For the transcription factor network, the cells were replaced with pseudocells created by averaging the expression of any selected cell’s 30 nearest neighbours in the three-dimensional UMAP. The space was divided into unit voxels. Each voxel featuring fewer than five pseudo-cells was emptied and remaining populated voxels were downsampled to pseudo-cells, where N is the number of cells originally present in the voxel. The voxels had the proportion of each cell type and organ appearing among their cells calculated, assigning the values to their resulting pseudo-cells. These proportions were subsequently compared to gene expression with the Pearson correlation coefficient.
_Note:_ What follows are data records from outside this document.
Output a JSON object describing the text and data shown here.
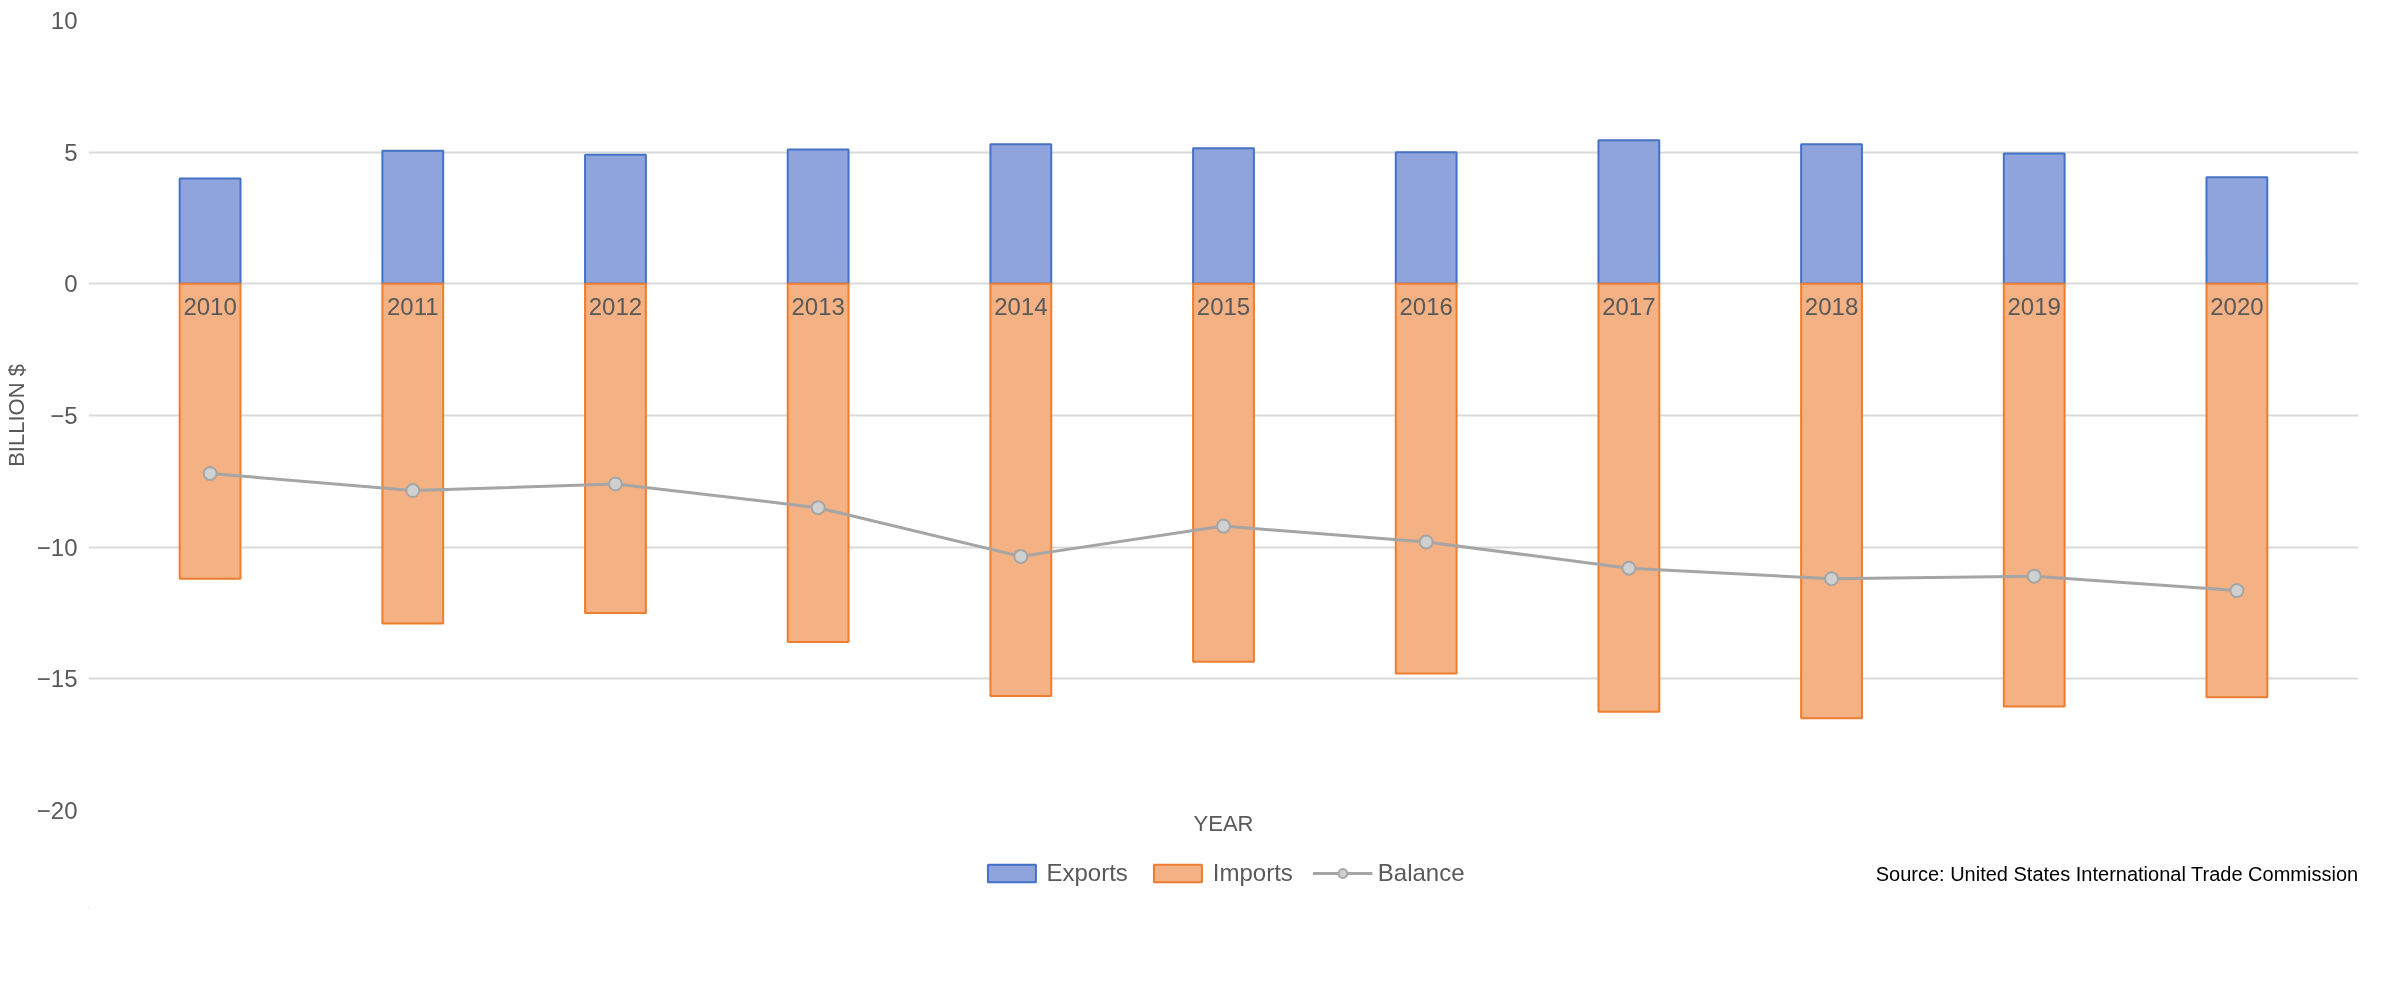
{
  "chart_data": {
    "type": "bar",
    "stacked": true,
    "xlabel": "YEAR",
    "ylabel": "BILLION $",
    "categories": [
      "2010",
      "2011",
      "2012",
      "2013",
      "2014",
      "2015",
      "2016",
      "2017",
      "2018",
      "2019",
      "2020"
    ],
    "series": [
      {
        "name": "Exports",
        "color": "#8fa3dc",
        "values": [
          4.0,
          5.05,
          4.9,
          5.1,
          5.3,
          5.15,
          5.0,
          5.45,
          5.3,
          4.95,
          4.05
        ]
      },
      {
        "name": "Imports",
        "color": "#f4b183",
        "values": [
          -11.2,
          -12.9,
          -12.5,
          -13.6,
          -15.65,
          -14.35,
          -14.8,
          -16.25,
          -16.5,
          -16.05,
          -15.7
        ]
      },
      {
        "name": "Balance",
        "type": "line",
        "color": "#a5a5a5",
        "marker": "circle",
        "values": [
          -7.2,
          -7.85,
          -7.6,
          -8.5,
          -10.35,
          -9.2,
          -9.8,
          -10.8,
          -11.2,
          -11.1,
          -11.65
        ]
      }
    ],
    "ylim": [
      -20,
      10
    ],
    "yticks": [
      -20,
      -15,
      -10,
      -5,
      0,
      5,
      10
    ],
    "grid": "y",
    "legend": "bottom",
    "annotations": [
      "Source: United States International Trade Commission"
    ]
  }
}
The pseudo-cells were used to identify highly variable genes, the gene pool was filtered to feature high confidence transcription factors from AnimalTFDB3, the expression matrix was transposed and a UMAP manifold was proposed based on a cosine distance KNN graph of the genes. Edges were drawn between the nodes of the network where UMAP connectivity exceeded 0.25, node colouring was based on the most correlated cell type/organ annotation, and node size reflects the difference between its correlation coefficient and the next highest correlation coefficient in that category, accounting for specificity.
Author contributions
JP conceived the method, conducted the PBMC and murine analyses, created the figures and contributed to the manuscript. KP implemented the method and wrote the documentation, conducted the pancreas analysis/benchmarking and created the manuscript. KM and ST supervised the work and assisted in the writing of the manuscript.
Competing interests
none declared.
Acknowledgments
The authors would like to thank Nadine Flinner for imputation assistance, Johan Henriksson for optimal trimming implementation inspiration, Oliver Stegle for suggesting the benchmarging computational experiment, Xi Chen, Mirjana Efremova, Kyowon Jeong, Tomás Gomes, Martin Hemberg and Roser Vento for feedback on the manuscript and all members of the Teichmann lab for helpful discussions.